Brain fog? Eat this, not that

You can eat strategically to rev up daily sharpness

It can be frustrating to not have the mental sharpness you need to get through your day. While not a clinical diagnosis, so-called brain fog includes occasional forgetfulness or the inability to concentrate. The solution to energetic and clear thinking can be linked to our nutrition and digestive health, according to naturopathic doctors at Medcan.

“Once you identify and remove what is causing the brain fog, it’s like a smokescreen has lifted. Just like when you get new glasses, eliminating certain foods and other strategies can lead to mental clarity and a sharper perspective,” says Biljana Fantozzi, a naturopathic doctor at Medcan.

Dr. Fantozzi emphasizes that the best results come from a personalized approach that takes into consideration health history, eating habits and underlying conditions such as hormonal, adrenal and thyroid issues.
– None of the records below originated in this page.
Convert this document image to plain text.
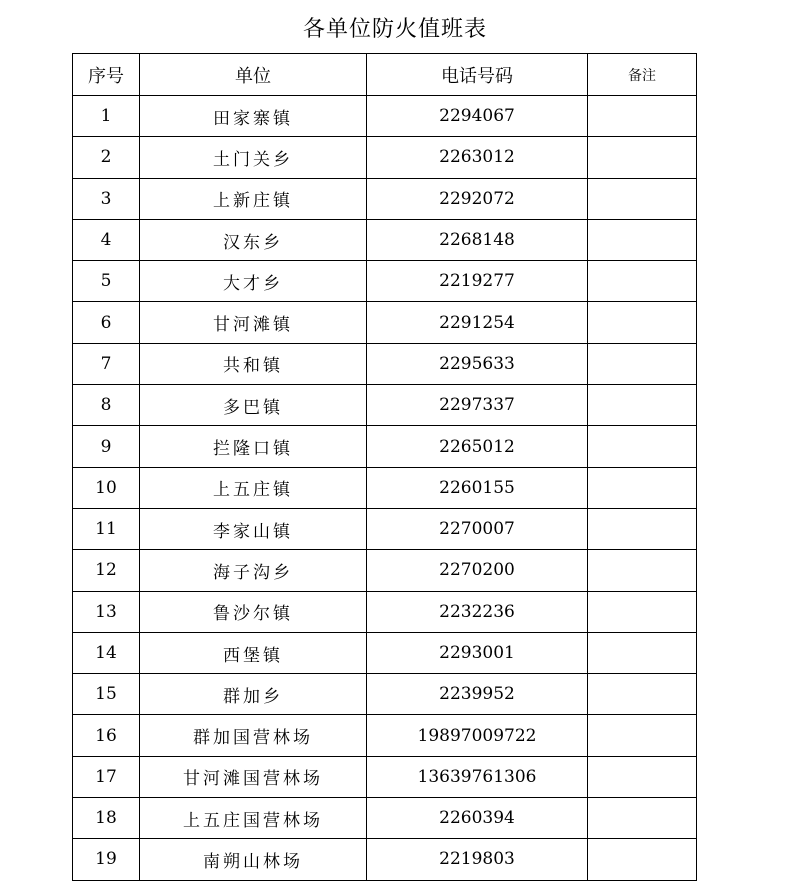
各单位防火值班表
序号	单位	电话号码	备注
1	田家寨镇	2294067	
2	土门关乡	2263012	
3	上新庄镇	2292072	
4	汉东乡	2268148	
5	大才乡	2219277	
6	甘河滩镇	2291254	
7	共和镇	2295633	
8	多巴镇	2297337	
9	拦隆口镇	2265012	
10	上五庄镇	2260155	
11	李家山镇	2270007	
12	海子沟乡	2270200	
13	鲁沙尔镇	2232236	
14	西堡镇	2293001	
15	群加乡	2239952	
16	群加国营林场	19897009722	
17	甘河滩国营林场	13639761306	
18	上五庄国营林场	2260394	
19	南朔山林场	2219803	
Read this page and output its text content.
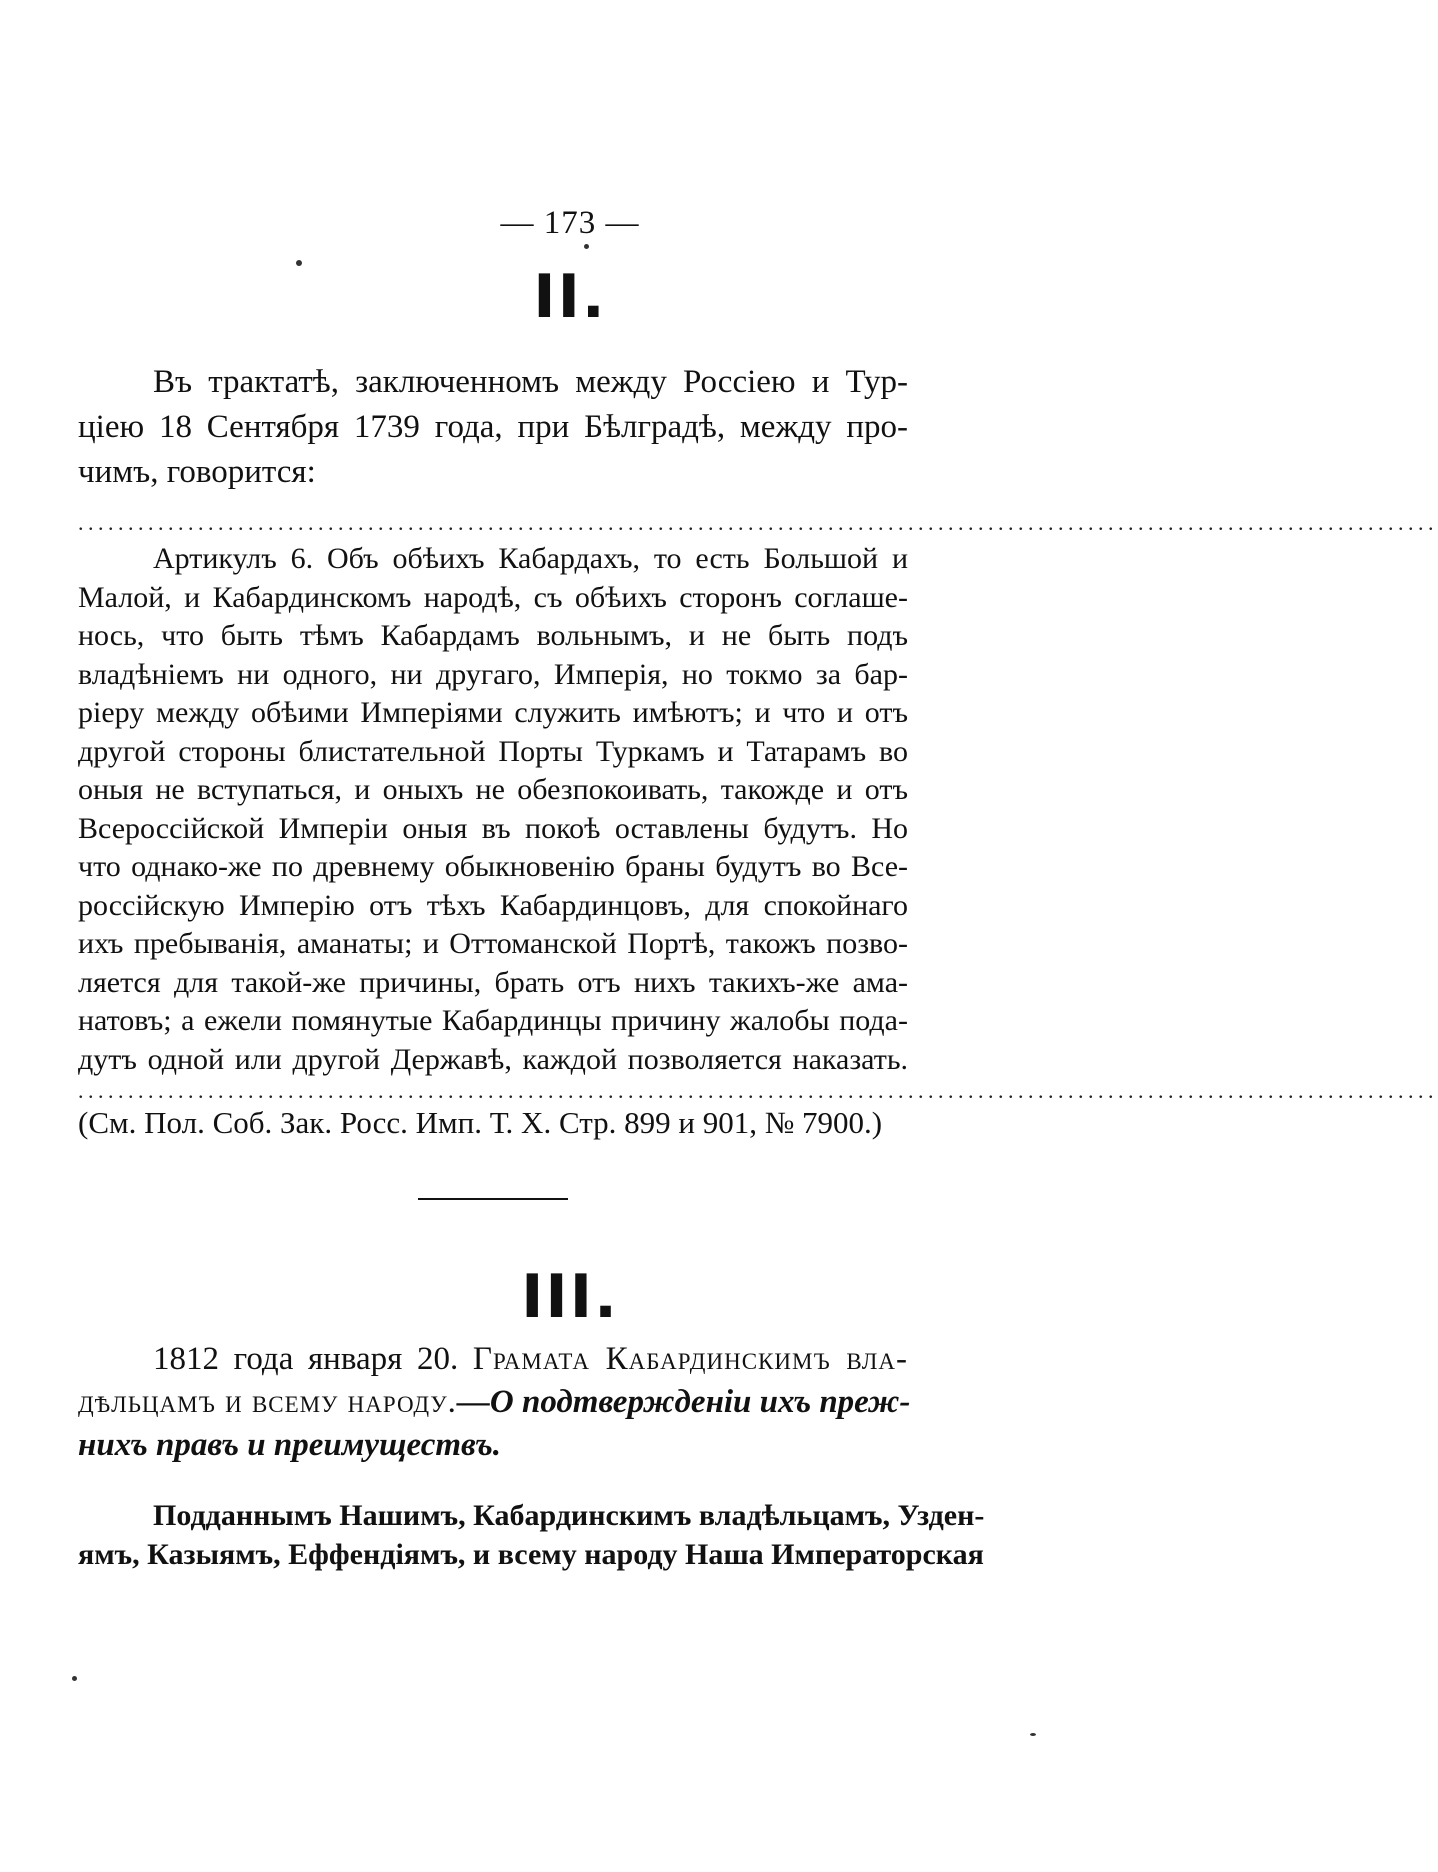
— 173 —
II.
Въ трактатѣ, заключенномъ между Россіею и Тур-
ціею 18 Сентября 1739 года, при Бѣлградѣ, между про-
чимъ, говорится:
........................................................................................................................................
Артикулъ 6. Объ обѣихъ Кабардахъ, то есть Большой и
Малой, и Кабардинскомъ народѣ, съ обѣихъ сторонъ соглаше-
нось, что быть тѣмъ Кабардамъ вольнымъ, и не быть подъ
владѣніемъ ни одного, ни другаго, Имперія, но токмо за бар-
ріеру между обѣими Имперіями служить имѣютъ; и что и отъ
другой стороны блистательной Порты Туркамъ и Татарамъ во
оныя не вступаться, и оныхъ не обезпокоивать, такожде и отъ
Всероссійской Имперіи оныя въ покоѣ оставлены будутъ. Но
что однако-же по древнему обыкновенію браны будутъ во Все-
россійскую Имперію отъ тѣхъ Кабардинцовъ, для спокойнаго
ихъ пребыванія, аманаты; и Оттоманской Портѣ, такожъ позво-
ляется для такой-же причины, брать отъ нихъ такихъ-же ама-
натовъ; а ежели помянутые Кабардинцы причину жалобы пода-
дутъ одной или другой Державѣ, каждой позволяется наказать.
........................................................................................................................................
(См. Пол. Соб. Зак. Росс. Имп. Т. X. Стр. 899 и 901, № 7900.)
III.
1812 года января 20. Грамата Кабардинскимъ вла-
дѣльцамъ и всему народу.—О подтвержденіи ихъ преж-
нихъ правъ и преимуществъ.
Подданнымъ Нашимъ, Кабардинскимъ владѣльцамъ, Узден-
ямъ, Казыямъ, Еффендіямъ, и всему народу Наша Императорская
In addition to regular sleep and moderate intensity exercise, here are general eating strategies that can alleviate some contributing factors of brain fog:

Identify whether your food is working with you or against you

“Listen to your body and figure out how you feel after eating specific foods.  If you feel bloated, tired or congested up to 72 hours after eating, you may have negatively reacted to the food and further investigation is required to determine the main cause,” says Dr. Fantozzi.

Keeping a food and symptom log for at least one week prior to seeing your naturopathic doctor will help with the investigation. Write down everything you eat and track how you feel. You may be asked to eliminate foods from your regular diet and to follow an anti-inflammatory diet for at least two to eight weeks to help isolate foods that are affecting you.  Over time you can start reintroducing foods and observe your reactions – this will help you develop a regime that works with your body.

Get enough (of the right) vitamins and minerals

Your naturopath may also identify whether you have any nutrient deficiencies contributing to brain fog including low iron levels, deficient levels of Omega-3 fatty acids, B vitamins, vitamin D, magnesium and zinc.

Fuel your brain with high protein, high fibre, healthy fat-based foods

  • Replace refined carbohydrates with whole and unrefined grains that are high in fiber and low in sugar, to reduce inflammation, stabilize blood sugar levels and promote healthy brain activity
  • Consume foods that are slowly digested, absorbed and metabolized to allow for a consistent supply of energy.  Look for food that is high in micro- and macro-nutrients and low glycemic index such as:
    • Broccoli and brussels sprouts
    • Bright foods and spices like beets, turmeric, matcha, spirulina and black tahini
    • Berries
    • Oily fish like mackerel, anchovies, sardines, salmon and herring
    • Leafy greens including spinach, bok choy, kale, arugala, swiss chard
    • Avocado
    • Coconut oil
    • Green tea and cocoa
    • Lean, hormone-free, grass-fed meats
    • Nuts and seeds

Avoid common culprits

While every person’s food sensitivities and intolerance are different, there are general high-risk foods to avoid:

  • Sugar and artificial sweeteners and additives
  • Processed and refined carbohydrates
  • High fructose corn syrup
  • Oils: hydrogenated and partly hydrogenated fats (corn oil, cotton seed oil, palm kernel, soybean oil, vegetable oil, margarine)
  • Dairy products
  • Gluten containing grains –wheat, spelt, rye, kamut, barley
  • Soy products
  • Corn
  • Peanuts and peanut-containing foods

Get professional guidance to manage hypoglycemia and hyperglycemia

Unstable blood glucose levels can manifest as insulin resistance, hyperglycemia (high blood sugar) or hypoglycemia (low blood sugar), which can lead to both brain fog and physical symptoms. Hyperglycemia can be indicated by frequent urination, increased thirst and headache. Hypoglycemia symptoms include being pale, feeling weak or shaky, having poor concentration and confusion, which usually resolve after eating. If you have one of these conditions, Dr. Fantozzi advises working with a practitioner to manage the symptoms. You may be advised to eat frequent, smaller meals to slow down the release of glucose into the bloodstream. Nutritional supplements may also be recommended.